Seguindo com os princípios das normas e programas de saúde, higiene e segurança, a próxima etapa é a regulamentação pela NR4 – Serviço Especializado em Engenharia de Segurança e de Medicina do Trabalho (SESMT). 

Neste caso, o ambiente laboral é avaliado por técnicos ou engenheiros de segurança do trabalho e profissionais de medicina do trabalho.

Investir em programas internos e ações de saúde e bem-estar

Como último passo, a organização deve oferecer treinamento a um grupo de trabalhadores de diferentes departamentos para que conheçam os riscos de acidentes e doenças ocupacionais no ambiente de trabalho. 

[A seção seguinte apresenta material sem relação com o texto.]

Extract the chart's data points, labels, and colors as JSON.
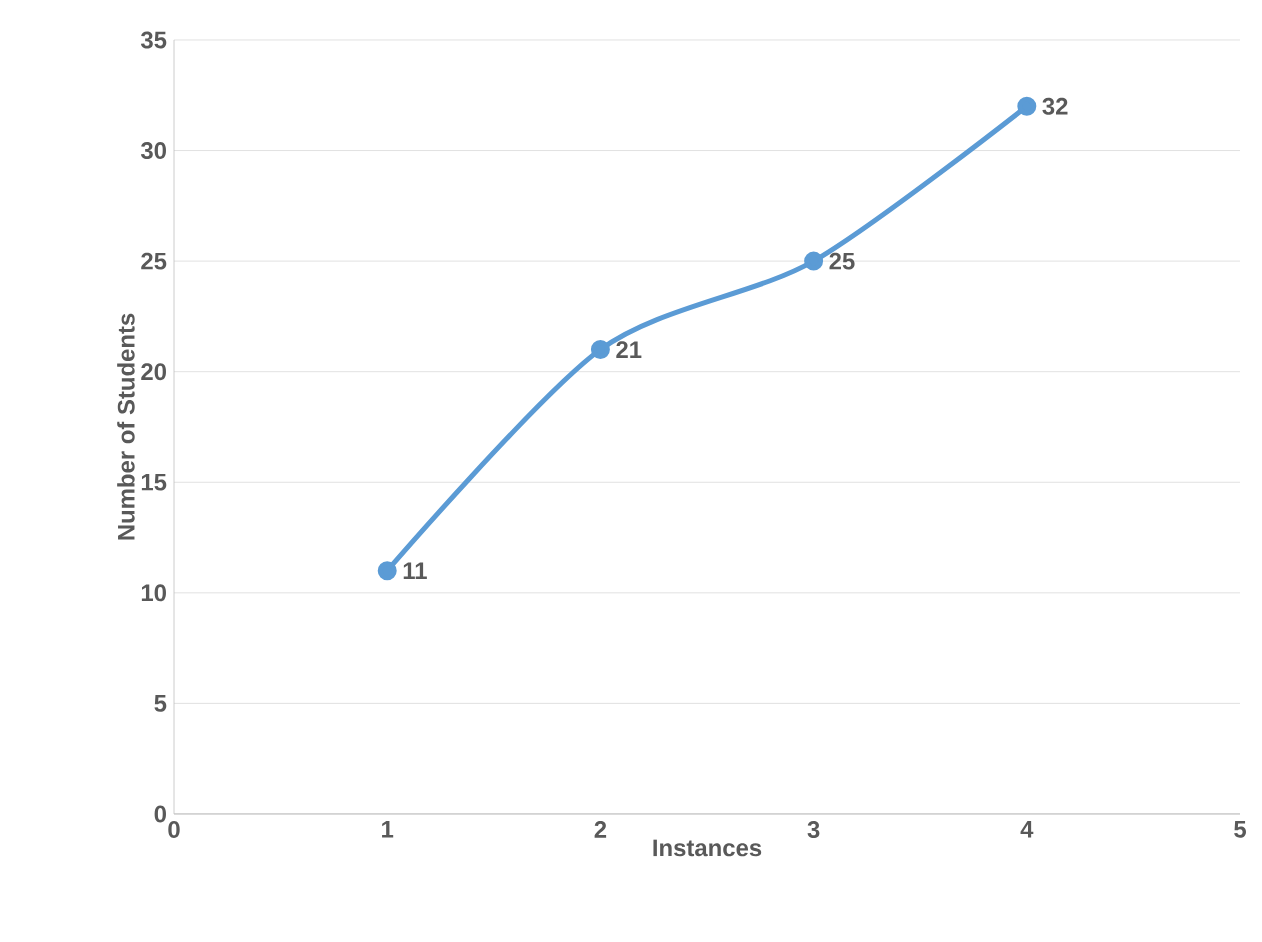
{
  "chart_data": {
    "type": "line",
    "xlabel": "Instances",
    "ylabel": "Number of Students",
    "x": [
      1,
      2,
      3,
      4
    ],
    "values": [
      11,
      21,
      25,
      32
    ],
    "color": "#5b9bd5",
    "xlim": [
      0,
      5
    ],
    "ylim": [
      0,
      35
    ],
    "xticks": [
      0,
      1,
      2,
      3,
      4,
      5
    ],
    "yticks": [
      0,
      5,
      10,
      15,
      20,
      25,
      30,
      35
    ],
    "grid": "y",
    "marker": "circle",
    "data_labels": true
  }
}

Assim, a empresa forma uma Comissão Interna de Prevenção de Acidentes (CIPA) para analisar as condições diárias de trabalho e promover iniciativas de prevenção. 

O papel do RH na saúde e segurança do trabalho

O RH deve agir de maneira condizente para respeitar o funcionário e ao mesmo tempo não prejudicar a empresa (Freepik)

A lei é pensada cuidadosamente para preservar e garantir os direitos e deveres de empregados e empregadores, cabendo ao departamento de Recursos Humanos contratar, fazer a gestão de pessoas e cuidar do bem-estar que envolve as relações trabalhistas. 

Neste caso, após qualquer irregularidade identificada no trabalho, o RH é o primeiro setor que deve ser acionado para que se comprove a coerência no direito de recusa. 

Após a avaliação, o próximo passo é averiguar conforme NR1, se de fato o ambiente envolve risco. 

Desta forma, após o diagnóstico e se necessário, uma equipe de SST é acionada ou são tomadas outras medidas que evitem situações conflitantes e desgastantes para todas as partes.

Da mesma forma, é responsabilidade do RH garantir que os funcionários exerçam atividades condizentes com seus cargos e funções e, portanto, se certificar que há um ambiente de respeito e seguro para todas as pessoas na organização.